So we are back on Griot: He Who Speaks the Sweet Word, and man does it feel good. As a group the four of us are hitting on all cylinders. David is showing the vulnerability, I've been looking for. Larry, is breaking his own walls down, and Barb is directing with her hyper focused precision in an effort to make us perfect for when we head to NY. I'm excited. Very excited. I realized this week what my problem as an actor has been with Griot. Blast of truth here: I have never felt truly comfortable with Griot and the characters I've been playing. I think because on a whole, I play characters that aren't the center of the scene, the majority of the characters I play in the piece are mostly supporting. This was a little hard for my ego. I mean, I was given the commission for this piece, I did a large majority of the writing, the play is my concept, and damn it, I wanted to star in it. But that line of thought was stopping me from doing the real work. Ego has to go out the door for an artist to truly work. This time out, I realized if I go into the performance working with and for the other actors, I will stand out. And that's what I've been doing. Working what I got to do, to the point that I feel like now, I am serving the work. And that is what this whole thing is supposed to be about serving the play, and the play serves the audience.

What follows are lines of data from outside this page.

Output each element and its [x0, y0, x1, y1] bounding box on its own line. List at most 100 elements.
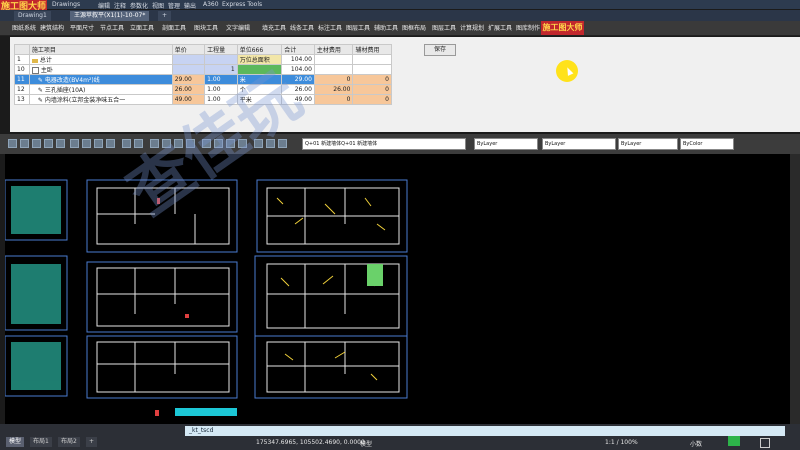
expand-icon[interactable] — [31, 67, 39, 74]
plugin-menu-line-tools[interactable]: 线条工具 — [290, 24, 314, 33]
match-properties-icon[interactable] — [106, 139, 115, 148]
header-price[interactable]: 单价 — [171, 44, 206, 55]
aux-material-cell[interactable]: 0 — [352, 84, 392, 95]
coordinate-readout: 175347.6965, 105502.4690, 0.0000 — [256, 439, 365, 446]
row-number: 1 — [14, 54, 30, 65]
menu-item-output[interactable]: 输出 — [184, 1, 196, 10]
main-material-cell[interactable] — [313, 54, 354, 65]
menu-item-manage[interactable]: 管理 — [168, 1, 180, 10]
quantity-cell[interactable] — [204, 54, 238, 65]
pencil-icon: ✎ — [37, 87, 43, 94]
plugin-menu-drawing-system[interactable]: 图纸系统 — [12, 24, 36, 33]
annotation-scale[interactable]: 1:1 / 100% — [605, 439, 638, 446]
print-icon[interactable] — [44, 139, 53, 148]
save-icon[interactable] — [32, 139, 41, 148]
command-text: _kt_tscd — [189, 427, 214, 434]
plugin-menu-aux-tools[interactable]: 辅助工具 — [374, 24, 398, 33]
price-cell[interactable] — [171, 64, 206, 75]
main-material-cell[interactable]: 0 — [313, 94, 354, 105]
plugin-menu-section-tools[interactable]: 剖面工具 — [162, 24, 186, 33]
plugin-menu-text-edit[interactable]: 文字编辑 — [226, 24, 250, 33]
table-row[interactable]: 10 主卧 1 104.00 — [14, 64, 392, 75]
open-icon[interactable] — [20, 139, 29, 148]
paste-icon[interactable] — [94, 139, 103, 148]
tab-add-layout[interactable]: + — [86, 437, 98, 447]
plugin-menu-extend-tools[interactable]: 扩展工具 — [488, 24, 512, 33]
header-main-material[interactable]: 主材费用 — [313, 44, 354, 55]
row-number: 13 — [14, 94, 30, 105]
menu-item-a360[interactable]: A360 — [203, 1, 219, 8]
total-cell: 104.00 — [281, 54, 315, 65]
plot-style-dropdown[interactable]: ByColor — [680, 138, 734, 150]
sync-status-icon[interactable] — [728, 436, 740, 446]
plugin-menu-frame-layout[interactable]: 图框布局 — [402, 24, 426, 33]
row-number: 10 — [14, 64, 30, 75]
plugin-menu-elevation-tools[interactable]: 立面工具 — [130, 24, 154, 33]
plugin-menu-building-structure[interactable]: 建筑结构 — [40, 24, 64, 33]
header-row-number — [14, 44, 30, 55]
pencil-icon: ✎ — [37, 97, 43, 104]
aux-material-cell[interactable] — [352, 54, 392, 65]
plugin-menu-plan-dimension[interactable]: 平面尺寸 — [70, 24, 94, 33]
aux-material-cell[interactable]: 0 — [352, 74, 392, 85]
header-quantity[interactable]: 工程量 — [204, 44, 238, 55]
save-button[interactable]: 保存 — [424, 44, 456, 56]
main-material-cell[interactable] — [313, 64, 354, 75]
price-cell[interactable]: 29.00 — [171, 74, 206, 85]
plugin-menu-layer-tools-1[interactable]: 图层工具 — [346, 24, 370, 33]
copy-icon[interactable] — [82, 139, 91, 148]
vertical-scrollbar[interactable] — [790, 154, 800, 424]
tab-drawing1[interactable]: Drawing1 — [14, 11, 51, 21]
tab-layout2[interactable]: 布局2 — [58, 437, 80, 447]
menu-item-view[interactable]: 视图 — [152, 1, 164, 10]
header-total[interactable]: 合计 — [281, 44, 315, 55]
table-row-selected[interactable]: 11 ✎ 电器改造(BV4m²)线 29.00 1.00 米 29.00 0 0 — [14, 74, 392, 85]
drawing-canvas[interactable]: 查佳玩 — [5, 60, 790, 424]
plugin-menu-layer-tools-2[interactable]: 图层工具 — [432, 24, 456, 33]
plugin-menu-node-tools[interactable]: 节点工具 — [100, 24, 124, 33]
lineweight-dropdown[interactable]: ByLayer — [618, 138, 678, 150]
row-number: 11 — [14, 74, 30, 85]
tab-model[interactable]: 模型 — [6, 437, 25, 447]
price-cell[interactable] — [171, 54, 206, 65]
header-aux-material[interactable]: 辅材费用 — [352, 44, 392, 55]
linetype-dropdown[interactable]: ByLayer — [542, 138, 616, 150]
table-row[interactable]: 1 总计 万位总面积 104.00 — [14, 54, 392, 65]
menu-item-edit[interactable]: 编辑 — [98, 1, 110, 10]
menu-item-parametric[interactable]: 参数化 — [130, 1, 148, 10]
preview-icon[interactable] — [56, 139, 65, 148]
cut-icon[interactable] — [70, 139, 79, 148]
menu-item-annotate[interactable]: 注释 — [114, 1, 126, 10]
folder-icon — [31, 58, 38, 63]
plugin-menu-calc-plan[interactable]: 计算规划 — [460, 24, 484, 33]
units-label[interactable]: 小数 — [690, 439, 702, 448]
tab-current-drawing[interactable]: 王源苹叙平(X1(1)-10-07* — [70, 11, 150, 21]
menu-item-express-tools[interactable]: Express Tools — [222, 1, 262, 8]
aux-material-cell[interactable]: 0 — [352, 94, 392, 105]
brand-button[interactable]: 施工图大师 — [541, 21, 584, 35]
layer-dropdown[interactable]: Q+01 新建墙体Q+01 新建墙体 — [302, 138, 466, 150]
model-space-label[interactable]: 模型 — [360, 439, 372, 448]
main-material-cell[interactable]: 0 — [313, 74, 354, 85]
plugin-menu-block-tools[interactable]: 图块工具 — [194, 24, 218, 33]
main-material-cell[interactable]: 26.00 — [313, 84, 354, 95]
new-icon[interactable] — [8, 139, 17, 148]
table-header-row: 施工项目 单价 工程量 单位666 合计 主材费用 辅材费用 — [14, 44, 392, 55]
floor-plan-drawings — [5, 179, 408, 416]
tab-new-button[interactable]: + — [158, 11, 172, 21]
header-item[interactable]: 施工项目 — [28, 44, 173, 55]
aux-material-cell[interactable] — [352, 64, 392, 75]
item-label: 总计 — [39, 57, 52, 64]
total-cell: 104.00 — [281, 64, 315, 75]
row-number: 12 — [14, 84, 30, 95]
item-name: 主卧 — [28, 64, 173, 75]
tab-layout1[interactable]: 布局1 — [30, 437, 52, 447]
color-dropdown[interactable]: ByLayer — [474, 138, 538, 150]
plugin-menu-hatch-tools[interactable]: 填充工具 — [262, 24, 286, 33]
menu-item-drawings[interactable]: Drawings — [52, 1, 80, 8]
plugin-menu-library[interactable]: 图库制作 — [516, 24, 540, 33]
command-line[interactable]: _kt_tscd — [185, 426, 785, 436]
customize-icon[interactable] — [760, 438, 770, 448]
item-name: ✎ 电器改造(BV4m²)线 — [28, 74, 173, 85]
plugin-menu-dimension-tools[interactable]: 标注工具 — [318, 24, 342, 33]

On other fronts, most of the work with "Chalk" has slowed down. Mostly because I need someone on my team to help realize the piece in the business aspect. Barb is too busy with a million and one other project, and so am I. She and I work best together on the creative side. As for business I need a manager, or an agent someone that is about me, and my work, has the connections and to make things pop. But hasn’t that been my struggle for a long time? Either way I keep on keepin’ on because, that’s what I do.
Earlier someone wrote that I was whining too much in this blog. I disagree. I talk about my struggles, but, I’m not complaining. It’s life. Everyone deals with it. There is nothing special about my struggles. They are what they are. I thank God for them because they make me who I am. If I was like many of my friends who are artist, with no children and no cares, I may be doing the same thing they are doing, nothing. My children, my life, the obstacles all of it make me a stronger writer, and dedicated artist, struggling to find the space between it all. This gives me the determination that I will succeed. What success is? I’m not sure, but I will get there. Because that’s what I do at my best, I live up to my motto “I’ll find a way or make one.” At worse I whine a little in this blog, bare with me.